The nation exported a range of ICT products, including computers and cell phones, worth $97.4 billion in 2007, while importing technology goods valued at $54.1 billion. Korea's ICT trade surplus has been growing by an annual average of 10 percent from 1996 to 2007. In 1996, Korea earned $10.8 billion in ICT trade.
The country's rapidly expanding trade surplus is largely attributed to its two electronics giants ― Samsung Electronics and LG Electronics, which have been dominating the world of information technology. The two are commanding the largest shares in most overseas markets, with their home appliances, semiconductors, liquid crystal display (LCD) products and handsets selling like hot cakes.
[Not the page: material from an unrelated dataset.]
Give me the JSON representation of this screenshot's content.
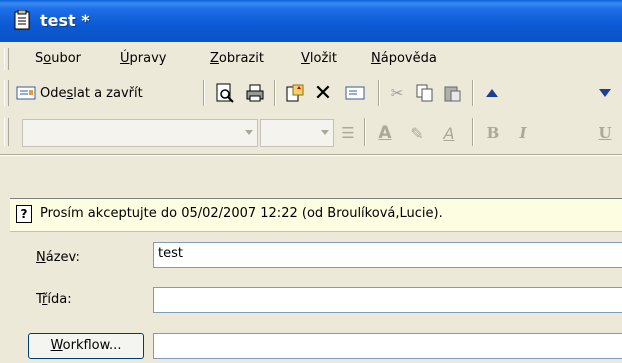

``Not only these large firms, but also there are a number of small- and medium-sized enterprises (SMEs) here that are producing and shipping advanced technology gadgets abroad. The domestic information technology industry do have the global competitiveness,'' an industry expert said.
He suggested companies continue to invest in research and development, and closely monitor changes in consumer tastes in order to maintain dominant positions.
After Korea, Japan came in second among OECD economies, earning $36.4 billion in ICT trade, followed by Mexico with $11.4 billion and Ireland with $5.9 billion. Only eight OECD members posted a surplus, with the remaining 22 recording deficits.
The United States, the world's largest electronics market, suffered the largest shortfall of $108.7 billion in 2007, with an increasing number of U.S. consumers preferring foreign-made information technology goods because of their higher quality and lower prices in comparison to home-made brands. Britain incurred the second largest deficit of $31.2 billion, followed by Spain with $22.7 billion and Canada with $17.4 billion.